Silence. After what seemed an eternity, she spoke up and said, "Oh, but why?" She couldn't think of anything else to say, I could tell. I wanted to break down then and there, but it never happened. I explained to her my anxieties over the topic, and how much I've wanted to tell her. I showed her the scars from my cutting sessions and how I went along with the cutting. I told her everything. She was completely astounded, as was I. I couldn't stop talking. She eventually had to stop me and tell me that no matter what, she was going to love me, as I was her son, and nothing I did could ever change that. And with that, she told me she was fine with it, and she sent me off to bed.

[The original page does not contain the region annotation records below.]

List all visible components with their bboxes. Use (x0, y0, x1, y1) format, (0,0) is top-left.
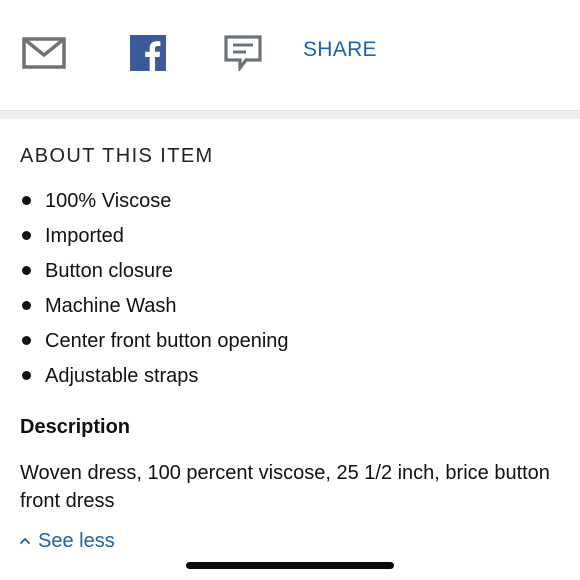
feature-list: 100% Viscose Imported Button closure Mac… (0, 188, 580, 398)
about-this-item-section: ABOUT THIS ITEM 100% Viscose Imported Bu… (0, 119, 580, 580)
envelope-icon[interactable] (22, 37, 66, 69)
product-detail-page: SHARE ABOUT THIS ITEM 100% Viscose Impor… (0, 0, 580, 580)
feature-text: Button closure (45, 260, 173, 282)
feature-text: 100% Viscose (45, 190, 172, 212)
about-title: ABOUT THIS ITEM (20, 145, 214, 167)
chevron-up-icon (20, 538, 30, 544)
bullet-dot (22, 266, 31, 275)
facebook-icon[interactable] (130, 35, 166, 71)
feature-item: Machine Wash (0, 293, 580, 328)
bullet-dot (22, 336, 31, 345)
home-indicator[interactable] (186, 562, 394, 569)
see-less-button[interactable]: See less (18, 528, 115, 554)
feature-item: Center front button opening (0, 328, 580, 363)
feature-text: Adjustable straps (45, 365, 199, 387)
share-bar: SHARE (0, 0, 580, 110)
description-heading: Description (20, 416, 131, 438)
feature-text: Center front button opening (45, 330, 289, 352)
feature-text: Imported (45, 225, 124, 247)
feature-item: 100% Viscose (0, 188, 580, 223)
bullet-dot (22, 371, 31, 380)
comment-icon[interactable] (224, 35, 262, 71)
feature-item: Button closure (0, 258, 580, 293)
bullet-dot (22, 231, 31, 240)
share-link[interactable]: SHARE (303, 37, 377, 63)
feature-item: Imported (0, 223, 580, 258)
bullet-dot (22, 301, 31, 310)
section-divider (0, 110, 580, 119)
description-text: Woven dress, 100 percent viscose, 25 1/2… (20, 462, 550, 512)
feature-item: Adjustable straps (0, 363, 580, 398)
bullet-dot (22, 196, 31, 205)
feature-text: Machine Wash (45, 295, 177, 317)
see-less-label: See less (38, 530, 115, 552)
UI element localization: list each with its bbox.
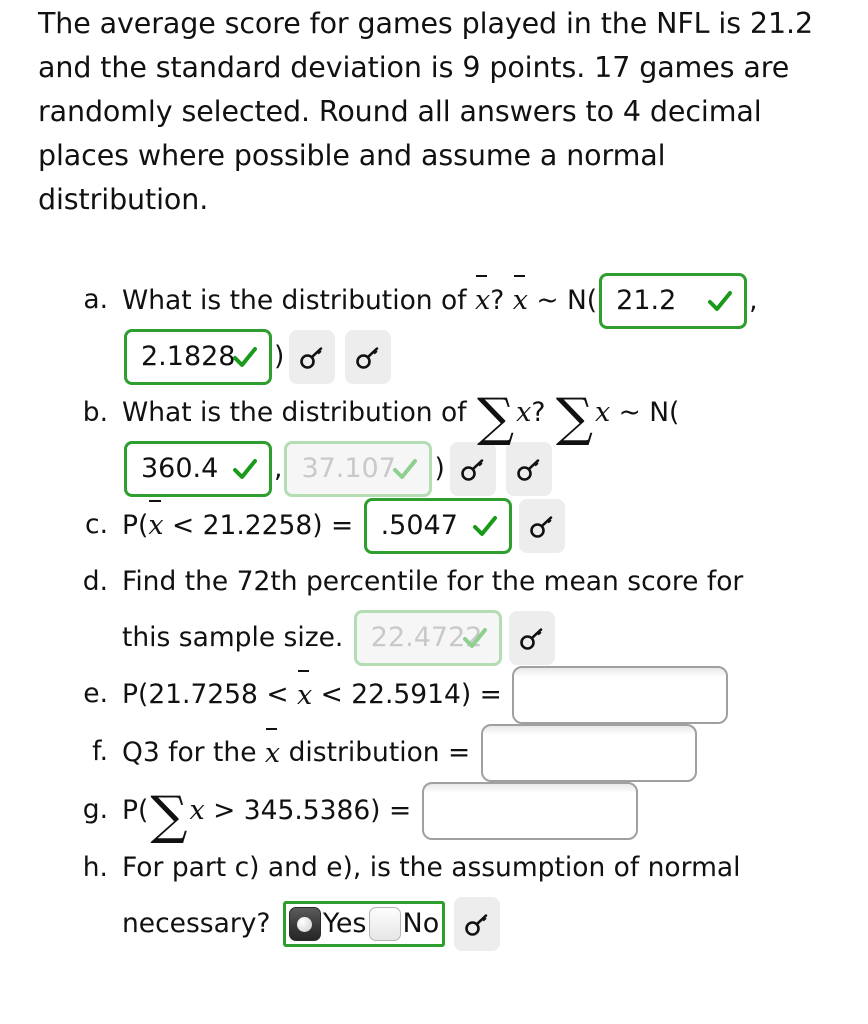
radio-no[interactable] — [368, 907, 401, 941]
part-b-comma: , — [274, 453, 283, 484]
part-c-prompt-text-2: < 21.2258) = — [163, 509, 362, 541]
key-icon — [529, 515, 552, 538]
part-b-prompt-text-2: ? — [531, 397, 554, 428]
question-part-c: c. P( x < 21.2258) = .5047 — [0, 497, 868, 554]
checkmark-icon — [472, 515, 497, 536]
problem-statement: The average score for games played in th… — [38, 7, 813, 216]
question-part-b: b. What is the distribution of ∑ x ? ∑ x… — [0, 385, 868, 497]
key-icon — [460, 459, 484, 481]
key-icon-button-a2[interactable] — [345, 330, 392, 384]
list-marker-b: b. — [82, 397, 108, 428]
checkmark-icon — [233, 459, 257, 479]
part-c-prompt-text: P( — [122, 509, 149, 541]
question-part-f: f. Q3 for the x distribution = — [0, 724, 868, 782]
part-a-prompt-text: What is the distribution of — [122, 284, 475, 316]
part-a-prompt-text-2: ? — [490, 284, 513, 316]
part-f-prompt-text: Q3 for the — [122, 737, 265, 768]
part-a-mean-input[interactable]: 21.2 — [599, 272, 748, 329]
list-marker-a: a. — [83, 284, 108, 315]
x-symbol: x — [594, 397, 611, 428]
part-b-mean-input[interactable]: 360.4 — [124, 441, 272, 497]
x-bar-symbol: x — [475, 272, 490, 329]
radio-no-label[interactable]: No — [402, 901, 441, 947]
checkmark-icon — [393, 459, 418, 479]
checkmark-icon — [462, 628, 487, 648]
summation-icon: ∑ — [555, 388, 593, 449]
key-icon-button-a1[interactable] — [289, 330, 336, 384]
radio-yes-label[interactable]: Yes — [322, 901, 368, 947]
x-symbol: x — [516, 397, 532, 428]
part-d-prompt-line2: this sample size. — [122, 622, 352, 653]
part-b-mean-value: 360.4 — [141, 453, 219, 484]
part-a-sd-input[interactable]: 2.1828 — [124, 329, 272, 385]
x-bar-symbol: x — [265, 725, 280, 782]
part-h-radio-group: Yes No — [282, 901, 446, 947]
part-h-prompt-line1: For part c) and e), is the assumption of… — [122, 852, 741, 883]
list-marker-e: e. — [83, 678, 108, 709]
key-icon — [356, 347, 379, 369]
part-a-sd-value: 2.1828 — [141, 341, 236, 372]
list-marker-c: c. — [85, 509, 108, 540]
problem-page: The average score for games played in th… — [0, 0, 868, 1024]
key-icon — [300, 347, 323, 369]
part-f-answer-input[interactable] — [480, 724, 697, 782]
part-a-mean-value: 21.2 — [616, 284, 677, 316]
list-marker-f: f. — [92, 736, 108, 767]
part-a-comma: , — [749, 284, 758, 316]
key-icon — [465, 914, 488, 936]
checkmark-icon — [233, 347, 257, 367]
x-symbol: x — [189, 795, 205, 826]
x-bar-symbol: x — [148, 497, 164, 554]
part-c-answer-input[interactable]: .5047 — [363, 497, 512, 554]
key-icon — [519, 628, 543, 650]
radio-yes-dot — [297, 916, 313, 932]
part-e-prompt-text: P(21.7258 < — [122, 679, 297, 710]
question-part-d: d. Find the 72th percentile for the mean… — [0, 554, 868, 666]
key-icon — [516, 459, 540, 481]
part-b-close-paren: ) — [434, 453, 445, 484]
part-b-prompt-text: What is the distribution of — [122, 397, 475, 428]
question-list: a. What is the distribution of x ? x ~ N… — [0, 272, 868, 952]
part-d-prompt-line1: Find the 72th percentile for the mean sc… — [122, 566, 744, 597]
part-c-answer-value: .5047 — [380, 509, 458, 541]
part-b-prompt-text-3: ~ N( — [610, 397, 680, 428]
key-icon-button-b2[interactable] — [505, 442, 552, 496]
key-icon-button-b1[interactable] — [449, 442, 496, 496]
part-a-close-paren: ) — [274, 341, 285, 372]
part-d-answer-input[interactable]: 22.4722 — [353, 610, 502, 666]
part-b-sd-input[interactable]: 37.107 — [284, 441, 433, 497]
question-part-e: e. P(21.7258 < x < 22.5914) = — [0, 666, 868, 724]
list-marker-h: h. — [82, 852, 108, 883]
summation-icon: ∑ — [476, 388, 515, 449]
part-f-prompt-text-2: distribution = — [280, 737, 479, 768]
question-part-g: g. P( ∑ x > 345.5386) = — [0, 782, 868, 847]
key-icon-button-h[interactable] — [454, 897, 501, 951]
part-e-answer-input[interactable] — [512, 666, 729, 724]
list-marker-g: g. — [82, 794, 108, 825]
question-part-a: a. What is the distribution of x ? x ~ N… — [0, 272, 868, 385]
checkmark-icon — [708, 290, 733, 311]
radio-yes[interactable] — [288, 907, 321, 941]
part-a-prompt-text-3: ~ N( — [527, 284, 598, 316]
question-part-h: h. For part c) and e), is the assumption… — [0, 840, 868, 952]
key-icon-button-d[interactable] — [508, 611, 555, 665]
x-bar-symbol: x — [513, 272, 528, 329]
part-g-prompt-text-2: > 345.5386) = — [204, 795, 420, 826]
x-bar-symbol: x — [297, 667, 312, 724]
part-b-sd-value: 37.107 — [301, 453, 396, 484]
key-icon-button-c[interactable] — [518, 498, 565, 553]
part-e-prompt-text-2: < 22.5914) = — [312, 679, 511, 710]
part-h-prompt-line2: necessary? — [122, 908, 279, 939]
list-marker-d: d. — [82, 566, 108, 597]
part-g-prompt-text: P( — [122, 795, 149, 826]
part-g-answer-input[interactable] — [421, 782, 638, 840]
summation-icon: ∑ — [150, 786, 188, 847]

I walked into my room and closed the door. The air was heavy and I looked like I had just come from a week-long funeral. I seemed lifeless. I had absolutely no energy left in any part of my body. I got in bed. Seconds later, the breakdown happened. It was the most beautiful cry I've had in my life. I was freed from the burden of keeping my life a secret. I was relieved. I cried as if someone whom I loved dearly had died, when, in a way, someone did die. The old me. The me that had gone through so much. I now had a clean slate, and I knew that I was going to be supported by the woman who loves me the most. And that's all I could ever have asked for.

1 comment:

VT8919 said...

Wow. My heart rate skyrocketed reading this. That was by far the most emotional blog post I've ever read. *big hug*

I'm sure that was the most difficult thing you have ever done, and because of that I'm sure it has made you a stronger person. To finally come out to yourself and then eventually come out to others must have been a relief that words cannot describe.

I wish the best for you and your life down the road.